By using SPARQL DESCRIBE query (source), you get a single result RDF graph containing all the outgoing and incoming edges in the form of (subject, predicate, object). This can be achieved using the following Python example code (source):

from SPARQLWrapper import SPARQLWrapper

queryString = """DESCRIBE wd:Q20145"""
sparql = SPARQLWrapper("https://query.wikidata.org/sparql")

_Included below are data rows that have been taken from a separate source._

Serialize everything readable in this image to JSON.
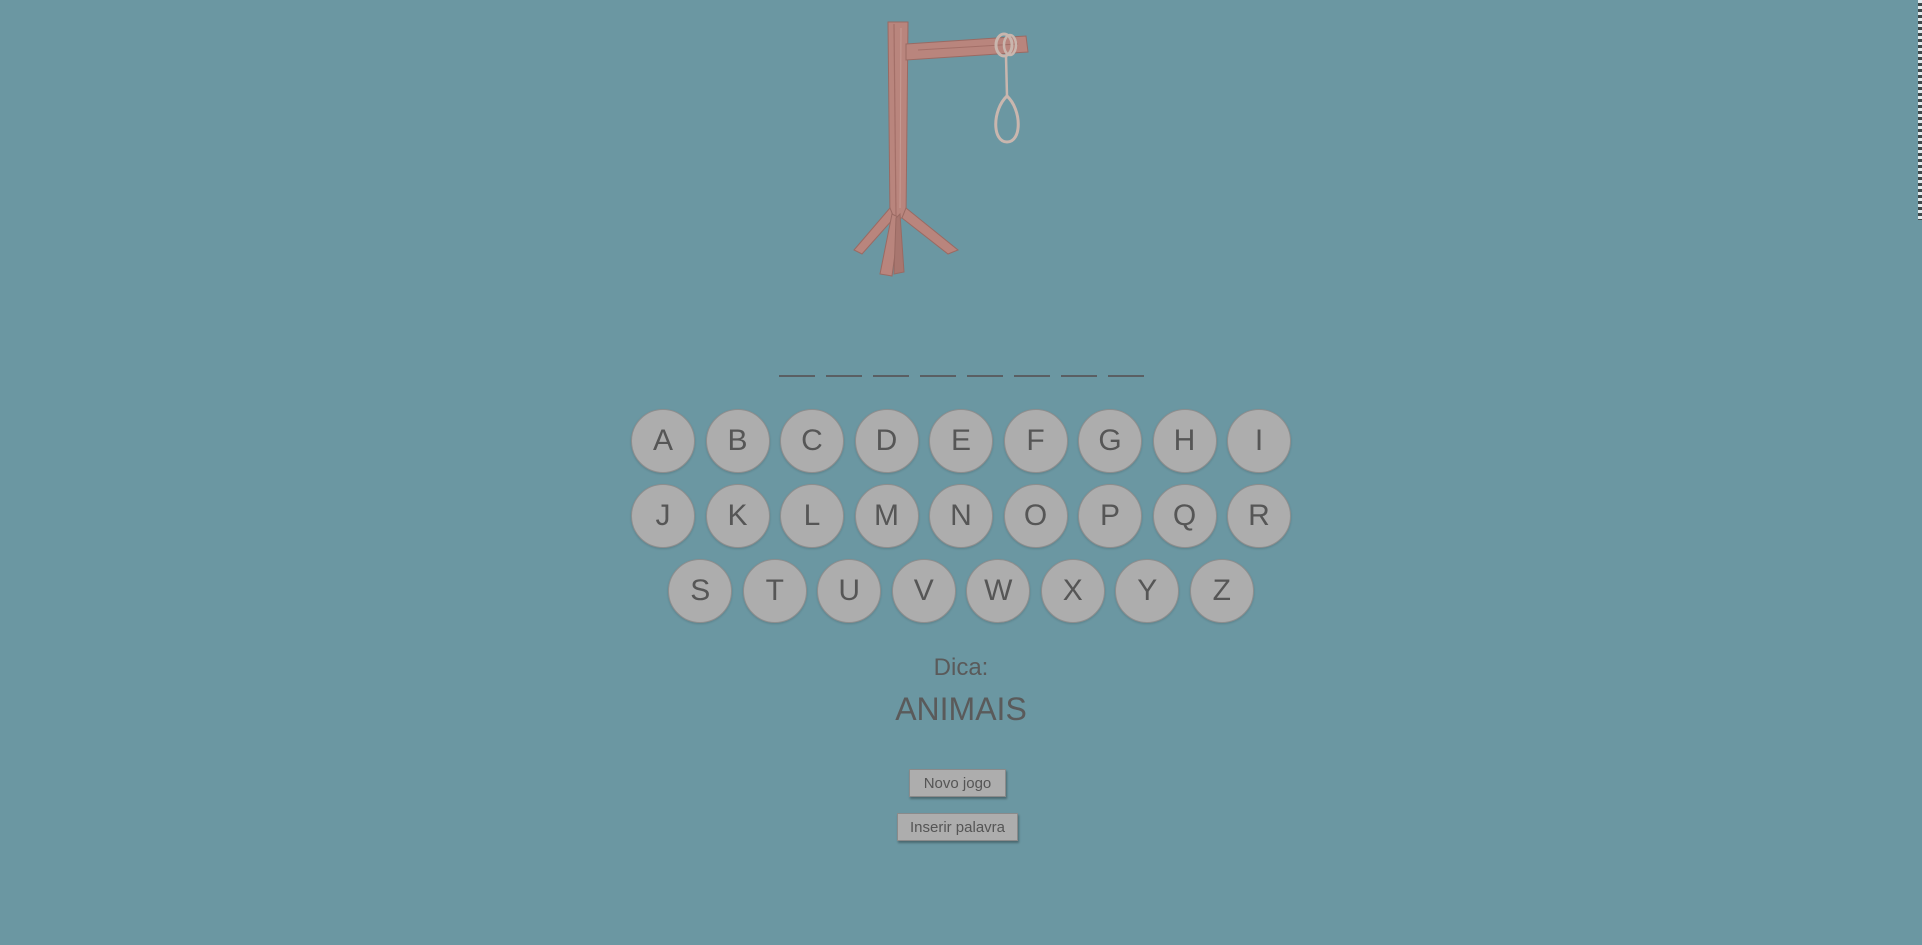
{
  "game": {
    "word_length": 8,
    "keyboard_rows": [
      [
        "A",
        "B",
        "C",
        "D",
        "E",
        "F",
        "G",
        "H",
        "I"
      ],
      [
        "J",
        "K",
        "L",
        "M",
        "N",
        "O",
        "P",
        "Q",
        "R"
      ],
      [
        "S",
        "T",
        "U",
        "V",
        "W",
        "X",
        "Y",
        "Z"
      ]
    ],
    "hint_label": "Dica:",
    "hint_value": "ANIMAIS"
  },
  "actions": {
    "new_game_label": "Novo jogo",
    "insert_word_label": "Inserir palavra"
  },
  "colors": {
    "background": "#6b97a2",
    "key_fill": "#adadad",
    "text": "#565656",
    "wood": "#b9857d"
  }
}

sparql.setQuery(queryString)
sparql.setReturnFormat(JSON)
results = sparql.query().convert()

for result in results["results"]["bindings"]:
    print(result)

If you want to get only the outgoing edges, use CONSTRUCT {?s ?p ?o} WHERE {BIND(wd:Q20145 AS ?s) ?s ?p ?o} and for the incoming edges, use CONSTRUCT {?s ?p ?o} WHERE {BIND(wd:Q20145 AS ?o) ?s ?p ?o} (thanks to @ UninformedUser).

Example code:

from SPARQLWrapper import SPARQLWrapper

queryString = """CONSTRUCT {?s ?p ?o} WHERE {BIND(wd:Q20145 AS ?s) ?s ?p ?o}"""
sparql = SPARQLWrapper("https://query.wikidata.org/sparql")

sparql.setQuery(queryString)
sparql.setReturnFormat(JSON)
results = sparql.query().convert()

for result in results["results"]["bindings"]:
    print(result)

The result with DESCRIBE and CONSTRUCT can be seen here and here respectively.